Let us now consider a simple classification problem for the dataset in Figure 1. The dataset has two classes and the input $\mathbf{x}$ is in two dimensions. We use $\times$ to represent points belonging to the first class and $\circ$ to represent points in the second class.

**Figure 2:**A classification dataset with two classes. The graph shows two possible separating hyperplanes.

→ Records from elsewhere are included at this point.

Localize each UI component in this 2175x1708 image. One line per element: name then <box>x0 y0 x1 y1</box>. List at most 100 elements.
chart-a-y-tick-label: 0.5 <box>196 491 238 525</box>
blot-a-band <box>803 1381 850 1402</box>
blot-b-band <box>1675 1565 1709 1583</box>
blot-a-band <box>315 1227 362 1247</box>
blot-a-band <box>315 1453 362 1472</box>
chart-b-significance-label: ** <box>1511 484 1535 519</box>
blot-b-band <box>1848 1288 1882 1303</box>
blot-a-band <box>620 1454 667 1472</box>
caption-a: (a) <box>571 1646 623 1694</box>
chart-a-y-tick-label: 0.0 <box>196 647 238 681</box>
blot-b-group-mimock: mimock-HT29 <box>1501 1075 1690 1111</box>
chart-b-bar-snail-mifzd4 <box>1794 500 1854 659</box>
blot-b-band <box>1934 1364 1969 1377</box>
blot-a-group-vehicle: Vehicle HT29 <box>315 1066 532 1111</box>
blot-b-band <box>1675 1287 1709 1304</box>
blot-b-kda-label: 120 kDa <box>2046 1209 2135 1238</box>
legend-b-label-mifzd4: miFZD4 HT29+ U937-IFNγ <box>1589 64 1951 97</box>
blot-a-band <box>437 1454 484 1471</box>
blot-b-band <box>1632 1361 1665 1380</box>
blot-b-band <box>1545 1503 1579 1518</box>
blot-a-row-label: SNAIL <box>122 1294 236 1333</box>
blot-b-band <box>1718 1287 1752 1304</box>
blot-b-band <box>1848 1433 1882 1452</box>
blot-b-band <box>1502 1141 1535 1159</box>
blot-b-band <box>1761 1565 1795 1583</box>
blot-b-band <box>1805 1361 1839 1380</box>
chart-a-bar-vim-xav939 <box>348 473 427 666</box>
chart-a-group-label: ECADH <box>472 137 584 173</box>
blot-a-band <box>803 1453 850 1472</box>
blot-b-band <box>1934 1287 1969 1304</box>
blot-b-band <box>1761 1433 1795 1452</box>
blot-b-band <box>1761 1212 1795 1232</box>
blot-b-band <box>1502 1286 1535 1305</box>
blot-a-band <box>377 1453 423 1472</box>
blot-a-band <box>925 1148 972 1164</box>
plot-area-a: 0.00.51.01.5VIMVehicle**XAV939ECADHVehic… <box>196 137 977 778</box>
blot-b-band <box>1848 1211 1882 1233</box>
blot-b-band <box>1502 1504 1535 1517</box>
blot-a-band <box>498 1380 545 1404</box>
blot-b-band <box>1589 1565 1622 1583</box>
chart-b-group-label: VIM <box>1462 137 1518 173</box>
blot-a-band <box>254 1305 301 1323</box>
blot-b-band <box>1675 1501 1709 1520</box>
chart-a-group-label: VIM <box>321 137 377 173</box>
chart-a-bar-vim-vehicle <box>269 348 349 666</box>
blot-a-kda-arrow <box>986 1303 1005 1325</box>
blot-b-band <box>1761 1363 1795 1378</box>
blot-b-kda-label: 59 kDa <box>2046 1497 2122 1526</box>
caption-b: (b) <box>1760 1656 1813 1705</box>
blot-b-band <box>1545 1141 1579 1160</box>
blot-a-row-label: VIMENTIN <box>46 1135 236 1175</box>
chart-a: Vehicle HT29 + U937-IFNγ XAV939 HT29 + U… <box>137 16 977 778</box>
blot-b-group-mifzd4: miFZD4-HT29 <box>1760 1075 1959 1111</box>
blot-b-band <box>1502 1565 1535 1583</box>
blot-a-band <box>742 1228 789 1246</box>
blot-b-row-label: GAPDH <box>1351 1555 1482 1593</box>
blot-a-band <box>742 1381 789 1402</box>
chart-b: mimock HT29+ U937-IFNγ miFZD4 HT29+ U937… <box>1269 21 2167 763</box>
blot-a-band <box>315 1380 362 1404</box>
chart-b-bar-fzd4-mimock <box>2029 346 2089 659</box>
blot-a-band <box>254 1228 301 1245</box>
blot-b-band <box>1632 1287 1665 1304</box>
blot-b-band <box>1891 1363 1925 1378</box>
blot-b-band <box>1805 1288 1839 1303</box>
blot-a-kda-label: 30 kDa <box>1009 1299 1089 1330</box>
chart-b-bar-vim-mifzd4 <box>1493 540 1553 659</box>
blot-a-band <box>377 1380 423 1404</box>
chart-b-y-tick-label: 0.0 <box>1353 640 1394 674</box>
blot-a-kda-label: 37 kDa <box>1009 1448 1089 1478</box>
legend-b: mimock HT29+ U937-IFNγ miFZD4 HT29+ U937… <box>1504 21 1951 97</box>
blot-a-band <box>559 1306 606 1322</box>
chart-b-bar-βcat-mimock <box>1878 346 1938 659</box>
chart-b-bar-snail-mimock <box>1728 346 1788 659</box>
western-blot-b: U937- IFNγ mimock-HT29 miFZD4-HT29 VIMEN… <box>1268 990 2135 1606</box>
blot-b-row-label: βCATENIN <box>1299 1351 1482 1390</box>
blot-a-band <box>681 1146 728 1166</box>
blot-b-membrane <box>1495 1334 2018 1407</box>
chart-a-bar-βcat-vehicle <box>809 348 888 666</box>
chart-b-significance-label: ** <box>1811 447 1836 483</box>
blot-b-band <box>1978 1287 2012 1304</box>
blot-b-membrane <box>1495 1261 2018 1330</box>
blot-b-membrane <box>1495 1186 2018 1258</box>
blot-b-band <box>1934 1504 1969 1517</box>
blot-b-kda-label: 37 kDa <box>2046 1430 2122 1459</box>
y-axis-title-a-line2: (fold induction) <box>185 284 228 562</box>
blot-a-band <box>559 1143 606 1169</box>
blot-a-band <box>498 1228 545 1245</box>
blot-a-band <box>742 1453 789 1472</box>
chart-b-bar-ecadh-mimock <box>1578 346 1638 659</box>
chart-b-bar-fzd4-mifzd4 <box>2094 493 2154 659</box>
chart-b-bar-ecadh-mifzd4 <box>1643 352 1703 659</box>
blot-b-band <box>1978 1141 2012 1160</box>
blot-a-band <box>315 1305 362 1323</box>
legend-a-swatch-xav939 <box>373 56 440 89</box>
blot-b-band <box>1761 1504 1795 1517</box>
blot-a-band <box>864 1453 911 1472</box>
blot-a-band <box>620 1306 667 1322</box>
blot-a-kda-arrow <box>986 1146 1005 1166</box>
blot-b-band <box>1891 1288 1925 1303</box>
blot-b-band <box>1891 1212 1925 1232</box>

The objective in a classification problem is to find a *separating surface* which places points from one class on one side of this surface, and points from the other class on the other side. Note that the above dataset is *linearly separable* meaning that it is possible to find a hyperplane (in this case a line) which separates the target classes. Not all datasets are linearly separable and Figure 2 below gives examples of separating surfaces for such datasets.

**Figure 3:**Three linearly non-separable classification datasets and a possible separating surface.

Because our dataset is linearly separable, we can then resort to a linear model to perform classification (When confronted with a new dataset, it is often a good idea to check linear separability with a linear model before trying to use more complex models),e.g.:

$$f(\mathbf{x})=\mathbf{w}^{T}\mathbf{x}+\mathbf{a}$$

where the parameters of the model are $\mathbf{a}$ and $\mathbf{w}$. Note that even though we are in a binary classification problem, $f(\mathbf{x})$ is in $\mathbb{R}$ and not in $\{0,1\}$. In practice, the classification decision is made by using $\sign(f(\mathbf{x}))$ instead of $f(\mathbf{x})$ itself. The real value can then be seen as a measure of confidence in the result. With the above model, it is common to optimize a proxy of the classification problem, i.e using the MSE which is continuously differentiable instead of the misclassification rate:

$$\hat{\mathbf{a}},\hat{\mathbf{w}}=\argmin_{\mathbf{a},\mathbf{w}}\sum_{(\mathbf{x},\mathbf{y})\in\mathcal{D}}\left[\mathbf{y}-(\mathbf{w}^{T}\mathbf{x}+\mathbf{a})\right]^{2}$$

The problem can then be solved with gradient descent (see the Optimization course).

Figure 1 gives examples of separating surfaces for such datasets.